BurqaBanWhat I will say is that the debate around this subject reveals xenophobic and racist rhetoric. Per example, Dutch political party SGP stated that the Burqa should be banned because refugees ‘need to integrate into Dutch society.’ However, research has shown that most people who wear a Burqa or Niqab are born and raised in the Netherlands, and thus ought to be fine in that department.

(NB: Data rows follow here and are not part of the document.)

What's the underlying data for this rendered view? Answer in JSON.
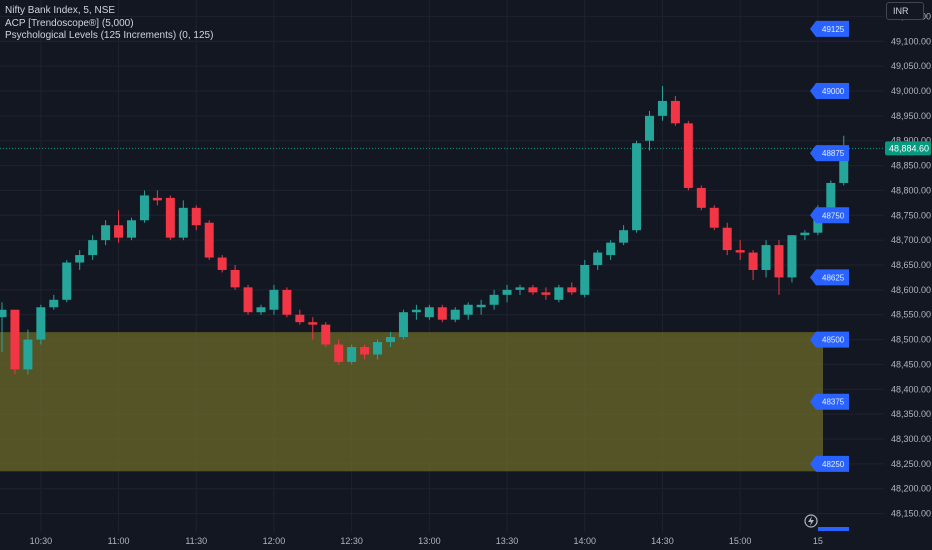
{
  "legend": {
    "symbol": "Nifty Bank Index, 5, NSE",
    "indicator_1": "ACP [Trendoscope®] (5,000)",
    "indicator_2": "Psychological Levels (125 Increments) (0, 125)"
  },
  "currency_button": "INR",
  "colors": {
    "background": "#131722",
    "up": "#26a69a",
    "down": "#f23645",
    "grid": "#1f2330",
    "zone": "#6b6a2a",
    "level_tag": "#2962ff",
    "last_price": "#089981"
  },
  "icons": {
    "replay": "lightning-icon"
  },
  "chart_data": {
    "type": "candlestick",
    "title": "Nifty Bank Index, 5, NSE",
    "ylim": [
      48125,
      49200
    ],
    "y_ticks": [
      48150,
      48200,
      48250,
      48300,
      48350,
      48400,
      48450,
      48500,
      48550,
      48600,
      48650,
      48700,
      48750,
      48800,
      48850,
      48900,
      48950,
      49000,
      49050,
      49100,
      49150
    ],
    "y_tick_labels": [
      "48,150.00",
      "48,200.00",
      "48,250.00",
      "48,300.00",
      "48,350.00",
      "48,400.00",
      "48,450.00",
      "48,500.00",
      "48,550.00",
      "48,600.00",
      "48,650.00",
      "48,700.00",
      "48,750.00",
      "48,800.00",
      "48,850.00",
      "48,900.00",
      "48,950.00",
      "49,000.00",
      "49,050.00",
      "49,100.00",
      "49,150.00"
    ],
    "x_ticks": [
      {
        "label": "10:30",
        "index": 3
      },
      {
        "label": "11:00",
        "index": 9
      },
      {
        "label": "11:30",
        "index": 15
      },
      {
        "label": "12:00",
        "index": 21
      },
      {
        "label": "12:30",
        "index": 27
      },
      {
        "label": "13:00",
        "index": 33
      },
      {
        "label": "13:30",
        "index": 39
      },
      {
        "label": "14:00",
        "index": 45
      },
      {
        "label": "14:30",
        "index": 51
      },
      {
        "label": "15:00",
        "index": 57
      },
      {
        "label": "15",
        "index": 63
      }
    ],
    "candles": [
      {
        "o": 48545,
        "h": 48575,
        "l": 48475,
        "c": 48560
      },
      {
        "o": 48560,
        "h": 48560,
        "l": 48430,
        "c": 48440
      },
      {
        "o": 48440,
        "h": 48520,
        "l": 48430,
        "c": 48500
      },
      {
        "o": 48500,
        "h": 48570,
        "l": 48490,
        "c": 48565
      },
      {
        "o": 48565,
        "h": 48590,
        "l": 48560,
        "c": 48580
      },
      {
        "o": 48580,
        "h": 48660,
        "l": 48575,
        "c": 48655
      },
      {
        "o": 48655,
        "h": 48680,
        "l": 48640,
        "c": 48670
      },
      {
        "o": 48670,
        "h": 48710,
        "l": 48660,
        "c": 48700
      },
      {
        "o": 48700,
        "h": 48740,
        "l": 48690,
        "c": 48730
      },
      {
        "o": 48730,
        "h": 48760,
        "l": 48695,
        "c": 48705
      },
      {
        "o": 48705,
        "h": 48745,
        "l": 48700,
        "c": 48740
      },
      {
        "o": 48740,
        "h": 48800,
        "l": 48735,
        "c": 48790
      },
      {
        "o": 48785,
        "h": 48800,
        "l": 48770,
        "c": 48780
      },
      {
        "o": 48785,
        "h": 48790,
        "l": 48700,
        "c": 48705
      },
      {
        "o": 48705,
        "h": 48780,
        "l": 48700,
        "c": 48765
      },
      {
        "o": 48765,
        "h": 48770,
        "l": 48720,
        "c": 48730
      },
      {
        "o": 48735,
        "h": 48740,
        "l": 48660,
        "c": 48665
      },
      {
        "o": 48665,
        "h": 48670,
        "l": 48635,
        "c": 48640
      },
      {
        "o": 48640,
        "h": 48650,
        "l": 48600,
        "c": 48605
      },
      {
        "o": 48605,
        "h": 48610,
        "l": 48550,
        "c": 48555
      },
      {
        "o": 48555,
        "h": 48570,
        "l": 48550,
        "c": 48565
      },
      {
        "o": 48560,
        "h": 48610,
        "l": 48550,
        "c": 48600
      },
      {
        "o": 48600,
        "h": 48605,
        "l": 48545,
        "c": 48550
      },
      {
        "o": 48550,
        "h": 48560,
        "l": 48530,
        "c": 48535
      },
      {
        "o": 48535,
        "h": 48545,
        "l": 48500,
        "c": 48530
      },
      {
        "o": 48530,
        "h": 48535,
        "l": 48485,
        "c": 48490
      },
      {
        "o": 48490,
        "h": 48500,
        "l": 48450,
        "c": 48455
      },
      {
        "o": 48455,
        "h": 48490,
        "l": 48450,
        "c": 48485
      },
      {
        "o": 48485,
        "h": 48490,
        "l": 48460,
        "c": 48470
      },
      {
        "o": 48470,
        "h": 48500,
        "l": 48460,
        "c": 48495
      },
      {
        "o": 48495,
        "h": 48515,
        "l": 48485,
        "c": 48505
      },
      {
        "o": 48505,
        "h": 48560,
        "l": 48500,
        "c": 48555
      },
      {
        "o": 48555,
        "h": 48570,
        "l": 48540,
        "c": 48560
      },
      {
        "o": 48545,
        "h": 48570,
        "l": 48540,
        "c": 48565
      },
      {
        "o": 48565,
        "h": 48570,
        "l": 48535,
        "c": 48540
      },
      {
        "o": 48540,
        "h": 48565,
        "l": 48535,
        "c": 48560
      },
      {
        "o": 48550,
        "h": 48575,
        "l": 48540,
        "c": 48570
      },
      {
        "o": 48565,
        "h": 48580,
        "l": 48550,
        "c": 48570
      },
      {
        "o": 48570,
        "h": 48600,
        "l": 48560,
        "c": 48590
      },
      {
        "o": 48590,
        "h": 48610,
        "l": 48575,
        "c": 48600
      },
      {
        "o": 48600,
        "h": 48610,
        "l": 48590,
        "c": 48605
      },
      {
        "o": 48605,
        "h": 48610,
        "l": 48590,
        "c": 48595
      },
      {
        "o": 48595,
        "h": 48605,
        "l": 48580,
        "c": 48590
      },
      {
        "o": 48580,
        "h": 48610,
        "l": 48575,
        "c": 48605
      },
      {
        "o": 48605,
        "h": 48615,
        "l": 48590,
        "c": 48595
      },
      {
        "o": 48590,
        "h": 48660,
        "l": 48585,
        "c": 48650
      },
      {
        "o": 48650,
        "h": 48680,
        "l": 48640,
        "c": 48675
      },
      {
        "o": 48670,
        "h": 48700,
        "l": 48660,
        "c": 48695
      },
      {
        "o": 48695,
        "h": 48730,
        "l": 48690,
        "c": 48720
      },
      {
        "o": 48720,
        "h": 48900,
        "l": 48715,
        "c": 48895
      },
      {
        "o": 48900,
        "h": 48960,
        "l": 48880,
        "c": 48950
      },
      {
        "o": 48950,
        "h": 49010,
        "l": 48940,
        "c": 48980
      },
      {
        "o": 48980,
        "h": 48990,
        "l": 48930,
        "c": 48935
      },
      {
        "o": 48935,
        "h": 48940,
        "l": 48800,
        "c": 48805
      },
      {
        "o": 48805,
        "h": 48810,
        "l": 48760,
        "c": 48765
      },
      {
        "o": 48765,
        "h": 48770,
        "l": 48720,
        "c": 48725
      },
      {
        "o": 48725,
        "h": 48735,
        "l": 48670,
        "c": 48680
      },
      {
        "o": 48680,
        "h": 48700,
        "l": 48660,
        "c": 48675
      },
      {
        "o": 48675,
        "h": 48680,
        "l": 48620,
        "c": 48640
      },
      {
        "o": 48640,
        "h": 48700,
        "l": 48625,
        "c": 48690
      },
      {
        "o": 48690,
        "h": 48700,
        "l": 48590,
        "c": 48625
      },
      {
        "o": 48625,
        "h": 48700,
        "l": 48615,
        "c": 48710
      },
      {
        "o": 48710,
        "h": 48720,
        "l": 48700,
        "c": 48715
      },
      {
        "o": 48715,
        "h": 48770,
        "l": 48710,
        "c": 48760
      },
      {
        "o": 48760,
        "h": 48820,
        "l": 48755,
        "c": 48815
      },
      {
        "o": 48815,
        "h": 48910,
        "l": 48810,
        "c": 48884.6
      }
    ],
    "last_price": 48884.6,
    "last_price_label": "48,884.60",
    "psych_levels": [
      {
        "value": 49125,
        "label": "49125"
      },
      {
        "value": 49000,
        "label": "49000"
      },
      {
        "value": 48875,
        "label": "48875"
      },
      {
        "value": 48750,
        "label": "48750"
      },
      {
        "value": 48625,
        "label": "48625"
      },
      {
        "value": 48500,
        "label": "48500"
      },
      {
        "value": 48375,
        "label": "48375"
      },
      {
        "value": 48250,
        "label": "48250"
      }
    ],
    "zone": {
      "low": 48235,
      "high": 48515
    },
    "grid": true
  }
}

Another thing I will talk about is the effect of this ban. Realistically, people who wear a Burqa or Niqab for religious reasons can no longer travel longer distances unless they have a car and a driver’s license, because the new law does not allow them to board a train, a bus, or any other form of public transportation. People who wear a Burqa or Niqab will lose their jobs if they work in the government, in education or in a healthcare institution. Furthermore, Burqa or Niqab wearing mothers will not be allowed on school property—no, not even the playground—to, per example, pick up their children.

All of these very real and intense effects on the lives of people who wear a Burqa, are the result of a quest for safety, but whose safety are we talking about here? Did the proposing political parties consider the safety of Burqa-wearing people?